No Limit on Revenue Generating Activities. As long as the revenue generating activities are carried out under the for-profit, there is also no limit on generating revenue.
Complicated Structure. The tricky thing about these hybrid structures is how they are structured. There are 2 options:
- Parent-Subsidiary. Have the nonprofit as the parent organization, and the for-profit as a subsidiary owned by the nonprofit. To do this, the non-profit would have to qualify as a “public charity”, which means that it has to get most of its funding from public sources to satisfy the public-support requirement.
- Brother-Sister. Operate the nonprofit as for-profit as entirely separate entities.

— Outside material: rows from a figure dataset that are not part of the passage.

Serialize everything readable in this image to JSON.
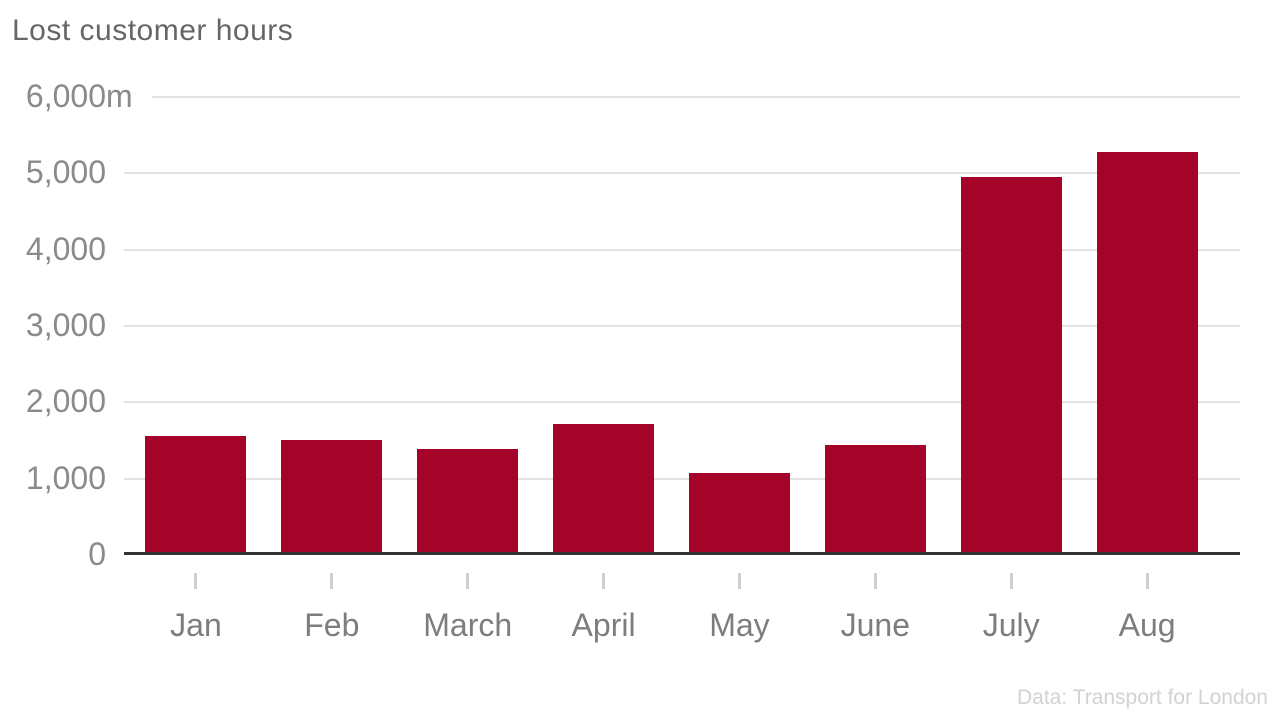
{
  "chart_data": {
    "type": "bar",
    "title": "Lost customer hours",
    "categories": [
      "Jan",
      "Feb",
      "March",
      "April",
      "May",
      "June",
      "July",
      "Aug"
    ],
    "values": [
      1530,
      1490,
      1360,
      1700,
      1050,
      1420,
      4930,
      5260
    ],
    "xlabel": "",
    "ylabel": "",
    "ylim": [
      0,
      6000
    ],
    "ytick_step": 1000,
    "ytick_labels": [
      "0",
      "1,000",
      "2,000",
      "3,000",
      "4,000",
      "5,000",
      "6,000"
    ],
    "ytick_top_unit": "m",
    "grid": "horizontal",
    "legend": "none",
    "bar_color": "#a50329"
  },
  "attribution": {
    "text": "Data: Transport for London"
  },
  "colors": {
    "background": "#ffffff",
    "bar": "#a50329",
    "gridline": "#e3e3e3",
    "baseline": "#333333",
    "title_text": "#666666",
    "ytick_text": "#8a8a8a",
    "xtick_text": "#7d7d7d",
    "tick_mark": "#cfcfcf",
    "attribution_text": "#d2d2d2"
  }
}
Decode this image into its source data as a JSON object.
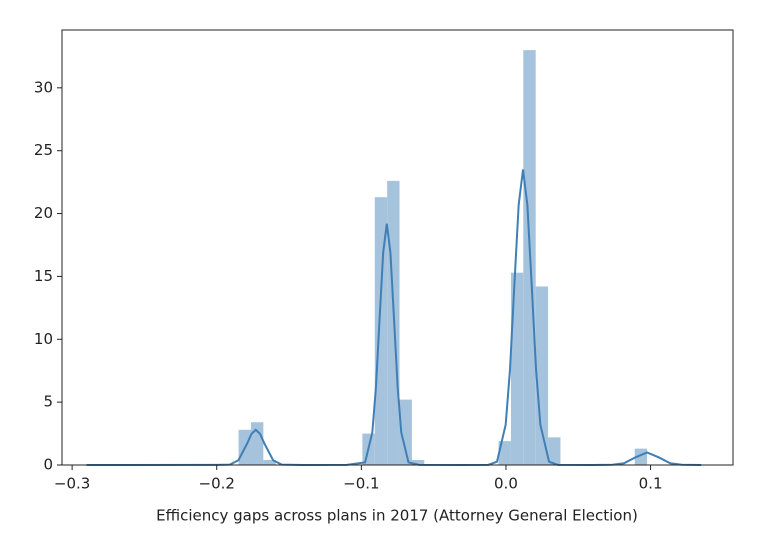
{
  "chart_data": {
    "type": "histogram",
    "xlabel": "Efficiency gaps across plans in 2017 (Attorney General Election)",
    "bins": [
      -0.2876,
      -0.27904,
      -0.27048,
      -0.26192,
      -0.25336,
      -0.2448,
      -0.23624,
      -0.22768,
      -0.21912,
      -0.21056,
      -0.202,
      -0.19344,
      -0.18488,
      -0.17632,
      -0.16776,
      -0.1592,
      -0.15064,
      -0.14208,
      -0.13352,
      -0.12496,
      -0.1164,
      -0.10784,
      -0.09928,
      -0.09072,
      -0.08216,
      -0.0736,
      -0.06504,
      -0.05648,
      -0.04792,
      -0.03936,
      -0.0308,
      -0.02224,
      -0.01368,
      -0.00512,
      0.00344,
      0.012,
      0.02056,
      0.02912,
      0.03768,
      0.04624,
      0.0548,
      0.06336,
      0.07192,
      0.08048,
      0.08904,
      0.0976,
      0.10616,
      0.11472,
      0.12328,
      0.13184,
      0.1404
    ],
    "counts": [
      0,
      0,
      0,
      0,
      0,
      0,
      0,
      0,
      0,
      0,
      0,
      0,
      2.8,
      3.4,
      0.4,
      0,
      0,
      0,
      0,
      0,
      0,
      0,
      2.5,
      21.3,
      22.6,
      5.2,
      0.4,
      0,
      0,
      0,
      0,
      0,
      0,
      1.9,
      15.3,
      33,
      14.2,
      2.2,
      0,
      0,
      0,
      0,
      0,
      0,
      1.3,
      0,
      0,
      0,
      0,
      0
    ],
    "color": "#a6c3de",
    "kde": {
      "color": "#3f7fb5",
      "x": [
        -0.29,
        -0.2,
        -0.191,
        -0.185,
        -0.179,
        -0.176,
        -0.173,
        -0.17,
        -0.167,
        -0.161,
        -0.155,
        -0.14,
        -0.11,
        -0.0974,
        -0.0924,
        -0.0899,
        -0.0874,
        -0.0849,
        -0.0824,
        -0.0799,
        -0.0774,
        -0.0749,
        -0.0724,
        -0.0674,
        -0.06,
        -0.03,
        -0.0122,
        -0.0062,
        -0.0002,
        0.0028,
        0.0058,
        0.0088,
        0.0118,
        0.0148,
        0.0178,
        0.0208,
        0.0238,
        0.0298,
        0.0358,
        0.06,
        0.0736,
        0.0816,
        0.0896,
        0.0976,
        0.1056,
        0.1136,
        0.1216,
        0.135
      ],
      "values": [
        0,
        0.01,
        0.03,
        0.38,
        1.7,
        2.47,
        2.8,
        2.47,
        1.7,
        0.38,
        0.03,
        0,
        0.01,
        0.21,
        2.6,
        6.2,
        11.6,
        16.9,
        19.2,
        16.9,
        11.6,
        6.2,
        2.6,
        0.21,
        0.01,
        0,
        0.01,
        0.26,
        3.2,
        7.6,
        14.3,
        20.7,
        23.5,
        20.7,
        14.3,
        7.6,
        3.2,
        0.26,
        0.01,
        0,
        0.02,
        0.14,
        0.61,
        1.0,
        0.61,
        0.14,
        0.02,
        0
      ]
    },
    "xlim": [
      -0.307,
      0.157
    ],
    "ylim": [
      0,
      34.6
    ],
    "xticks": [
      {
        "value": -0.3,
        "label": "−0.3"
      },
      {
        "value": -0.2,
        "label": "−0.2"
      },
      {
        "value": -0.1,
        "label": "−0.1"
      },
      {
        "value": 0.0,
        "label": "0.0"
      },
      {
        "value": 0.1,
        "label": "0.1"
      }
    ],
    "yticks": [
      0,
      5,
      10,
      15,
      20,
      25,
      30
    ]
  }
}
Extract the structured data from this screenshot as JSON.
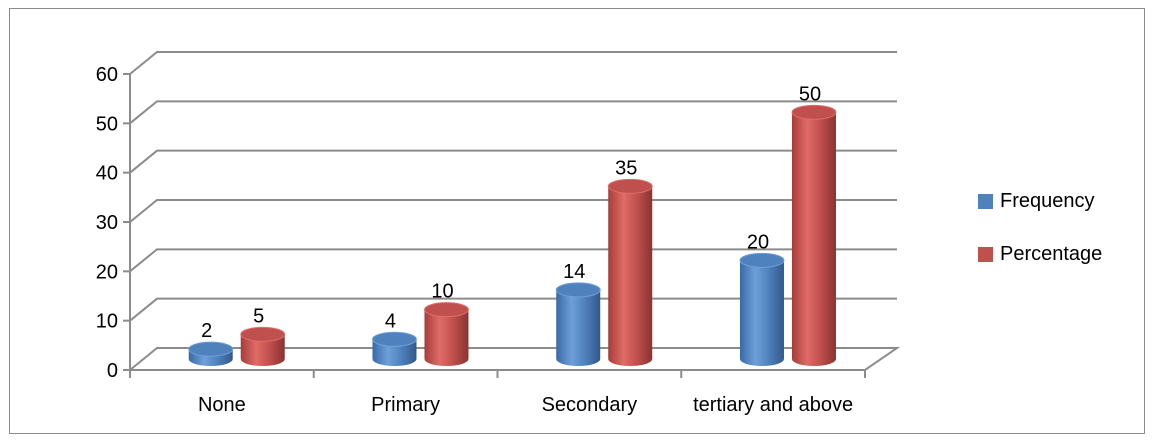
{
  "chart_data": {
    "type": "bar",
    "categories": [
      "None",
      "Primary",
      "Secondary",
      "tertiary and above"
    ],
    "series": [
      {
        "name": "Frequency",
        "values": [
          2,
          4,
          14,
          20
        ],
        "color": "#4f81bd"
      },
      {
        "name": "Percentage",
        "values": [
          5,
          10,
          35,
          50
        ],
        "color": "#c0504d"
      }
    ],
    "ylim": [
      0,
      60
    ],
    "yticks": [
      0,
      10,
      20,
      30,
      40,
      50,
      60
    ],
    "grid": true,
    "style": "3d-cylinder",
    "legend_position": "right",
    "data_labels": true
  }
}
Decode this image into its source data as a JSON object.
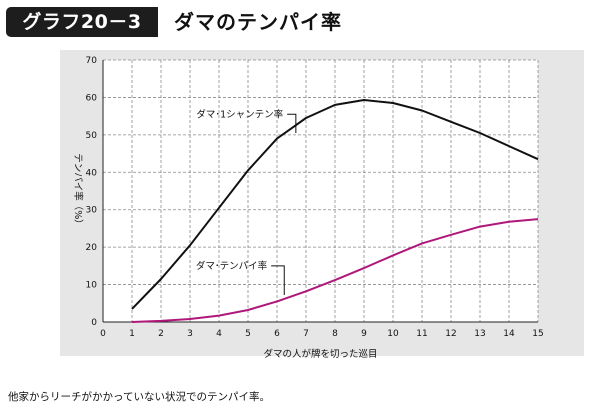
{
  "header": {
    "badge_label": "グラフ20－3",
    "title": "ダマのテンパイ率"
  },
  "footnote": "他家からリーチがかかっていない状況でのテンパイ率。",
  "colors": {
    "badge_bg": "#1d1d1d",
    "panel_bg": "#e6e6e6",
    "shanten_line": "#111111",
    "tenpai_line": "#b0177a"
  },
  "chart_data": {
    "type": "line",
    "title": "ダマのテンパイ率",
    "xlabel": "ダマの人が牌を切った巡目",
    "ylabel": "テンパイ率（%）",
    "xlim": [
      0,
      15
    ],
    "ylim": [
      0,
      70
    ],
    "xticks": [
      0,
      1,
      2,
      3,
      4,
      5,
      6,
      7,
      8,
      9,
      10,
      11,
      12,
      13,
      14,
      15
    ],
    "yticks": [
      0,
      10,
      20,
      30,
      40,
      50,
      60,
      70
    ],
    "grid": true,
    "x": [
      1,
      2,
      3,
      4,
      5,
      6,
      7,
      8,
      9,
      10,
      11,
      12,
      13,
      14,
      15
    ],
    "series": [
      {
        "name": "ダマ･1シャンテン率",
        "color": "#111111",
        "values": [
          3.5,
          11.5,
          20.5,
          30.5,
          40.5,
          49.0,
          54.5,
          58.0,
          59.3,
          58.5,
          56.5,
          53.5,
          50.5,
          47.0,
          43.5
        ]
      },
      {
        "name": "ダマ･テンパイ率",
        "color": "#b0177a",
        "values": [
          0.0,
          0.3,
          0.8,
          1.7,
          3.2,
          5.5,
          8.2,
          11.2,
          14.4,
          17.8,
          21.0,
          23.3,
          25.5,
          26.8,
          27.5
        ]
      }
    ]
  }
}
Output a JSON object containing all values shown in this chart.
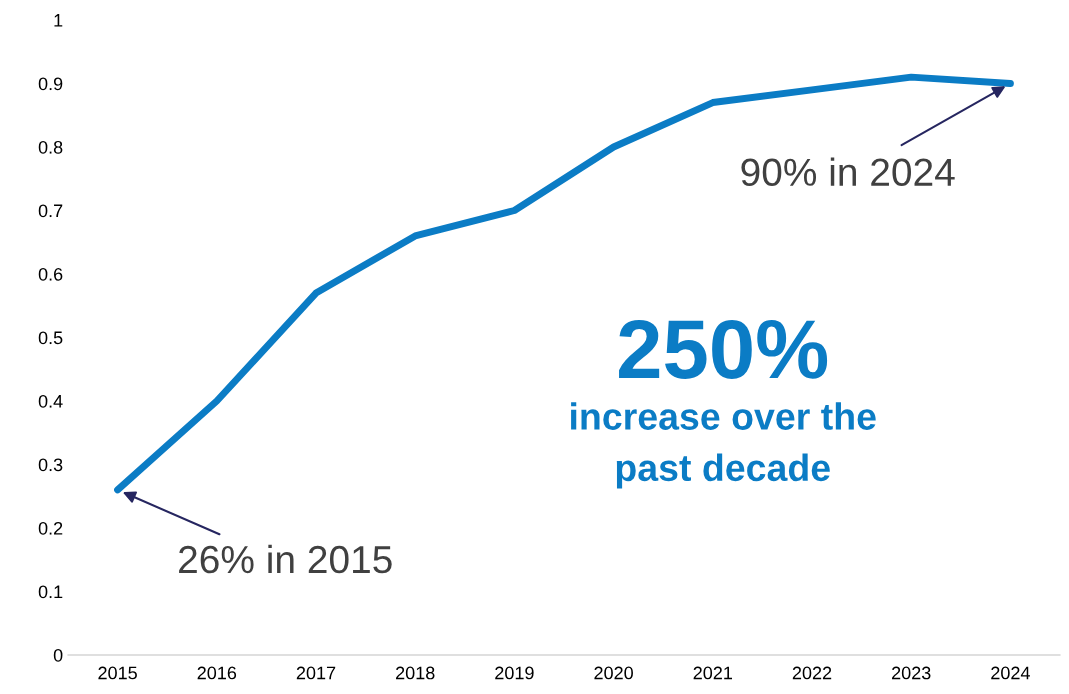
{
  "chart_data": {
    "type": "line",
    "categories": [
      "2015",
      "2016",
      "2017",
      "2018",
      "2019",
      "2020",
      "2021",
      "2022",
      "2023",
      "2024"
    ],
    "series": [
      {
        "color": "#0b7cc5",
        "values": [
          0.26,
          0.4,
          0.57,
          0.66,
          0.7,
          0.8,
          0.87,
          0.89,
          0.91,
          0.9
        ]
      }
    ],
    "ylim": [
      0,
      1
    ],
    "yticks": [
      0,
      0.1,
      0.2,
      0.3,
      0.4,
      0.5,
      0.6,
      0.7,
      0.8,
      0.9,
      1
    ],
    "grid": false,
    "legend": false,
    "marker": "none",
    "line_style": "solid",
    "annotations": [
      {
        "text": "26% in 2015",
        "x": "2015",
        "y": 0.26
      },
      {
        "text": "90% in 2024",
        "x": "2024",
        "y": 0.9
      },
      "250%",
      "increase over the\npast decade"
    ]
  }
}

Under either structure, money can flow from the for-profit to the nonprofit, but not from the nonprofit to the for-profit. The for-profit entity can donate money to the nonprofit (and lower its tax liability by up to 10% of its net income). However, because all assets of a nonprofit must be permanently dedicated to charitable causes, a nonprofit could not give away its funds to the for-profit. However, the nonprofit can purchase goods and services from the for-profit at reasonable rates. This requires the enterprise to maintain very good records of the transactions between the two entities (see below).
The big drawback with this hybrid approach is that you would have to essentially run 2 separate organizations, each with its own boards, which might be a hassle administratively since it is best to avoid too much overlap of boards.
Costs/Fees. You would pay tax on the for-profit business’s activities, and the filing fees would include both of the fees described above in options 1 and 2.
Typically, if an entity is unsure if it should go with a nonprofit or for-profit or the hybrid approach, one option is to start with the nonprofit entity (as outlined in option 2 above), and wait to form the for-profit entity (as described in option 1 above) when it becomes possible/necessary to generate substantial unrelated income or take on investors.